After Saturday's post on Frank Marino and Mahogany Rush, I got thinking about how much I love good electric guitar work. Not simple shredding - although that can be fun. Good guitar work, for me, is about more than technical prowess. It's about using tone and effects, constructing not just catchy hooks and chords, but building upon these basics to create a total effect. The total, in other words, is greater than sum of all the parts. It requires more than being able to move your four fingers really fast all around the fret-board. A guitarist should know something about the electronics of his instruments and how they contribute to the effect he is trying to make. He should know about building emotion through switching tones, changing the pallet of sound. He should also, I think, Have a certain clarity of sounds - I really am no fan of the kind of heavily distorted sound one hears on some overamplified Gibson guitars. Notes and effect get lost in the barrage of sheer sound.
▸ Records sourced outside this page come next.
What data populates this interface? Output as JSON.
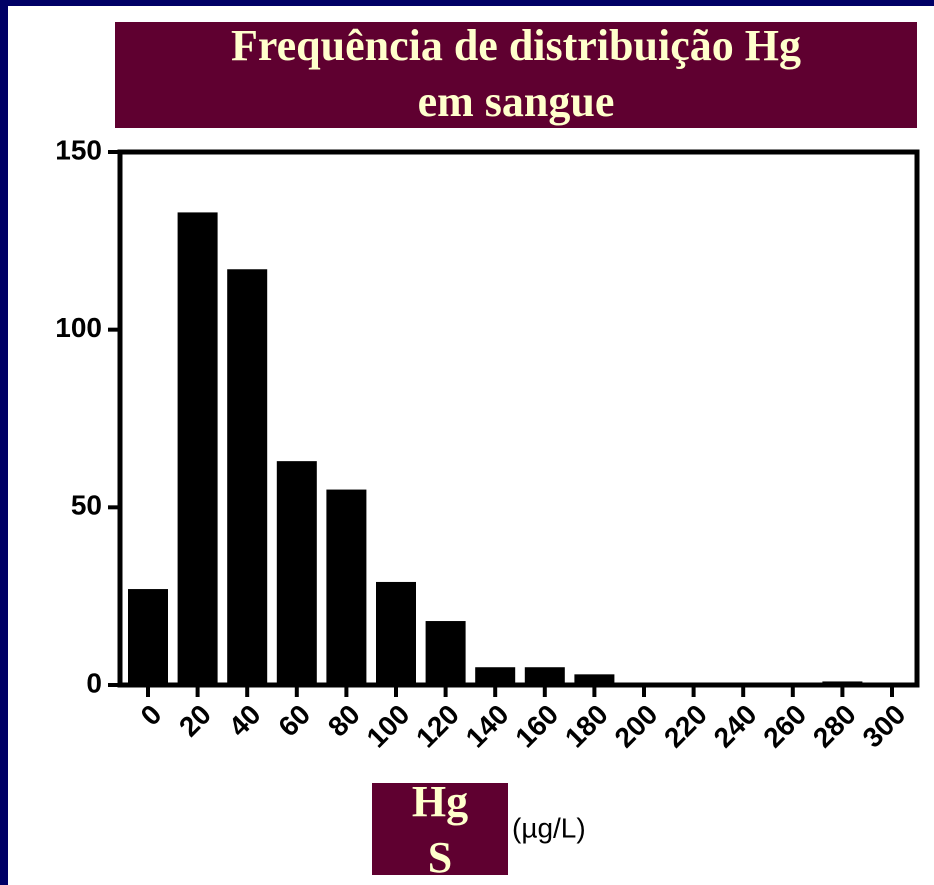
{
  "chart_data": {
    "type": "bar",
    "title": [
      "Frequência de distribuição Hg",
      "em sangue"
    ],
    "categories": [
      "0",
      "20",
      "40",
      "60",
      "80",
      "100",
      "120",
      "140",
      "160",
      "180",
      "200",
      "220",
      "240",
      "260",
      "280",
      "300"
    ],
    "values": [
      27,
      133,
      117,
      63,
      55,
      29,
      18,
      5,
      5,
      3,
      0,
      0,
      0,
      0,
      1,
      0
    ],
    "color": "#000000",
    "ylim": [
      0,
      150
    ],
    "yticks": [
      0,
      50,
      100,
      150
    ],
    "xlabel": {
      "box": [
        "Hg",
        "S"
      ],
      "unit": "(µg/L)"
    },
    "grid": false
  }
}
Eric Johnson has been criticized for being far too much of a perfectionist. A friend of mine saw him in the G3 concert series, and said he spent almost five minutes between two songs tuning, saying nothing to the audience during the process. Yet, he manages to create multiple tones from his guitar in a single song. In this, one of my favorite songs from his debut solo recording (coincidentally named Tones), you can hear what I mean. This is "Bristol Shore":
There is probably no guitarist today who knows his instrument, and what he can do with it, to it, on it, and through it more than Joe Satriani. While certainly a shredder extraordinaire, he also constructs beautiful pieces of music that do more than showcase his technical abilities, but use those abilities for the purposes of the song. I am still saddened by the fact I lost my copy of Flying In A Blue Dream in one of my many moves over the years. There any number of cuts from that recording that make my point, but the title track, especially in its live version, show that he even has the ability to use feedback in a way no one since Jimi Hendrix has managed to do - make what is essentially a warning of electrical overload, in to something musical. Even with the volume, his tone is clear, there is nothing muddy - he manages to make this more than just a conglomeration of notes and sounds, turning it into a song.
I must admit a weak spot for the kind of guitar sound one heard in mid- to late-1970's music. Part of that, of course, is this was the music to which I was first exposed. Yet, I find it hard to imagine anyone arguing that, just at the level of pure sound, there is something not beautiful about the way guitars were amplified, in such a way as to cut through the mass of sound, and deliver what they were supposed to deliver - something emotive. I have always like Peter Frampton's guitar sound on his Comes Alive album, and my remastered CD brings this out even better than any vinyl recording of it I've heard. One of the best cuts is the lovely "Lines On My Face", again using multiple tone textures and even something as simple as altering volume to create a change in emotive quality. With the limits on technology, apparent especially now, it is really quite amazing what he could accomplish.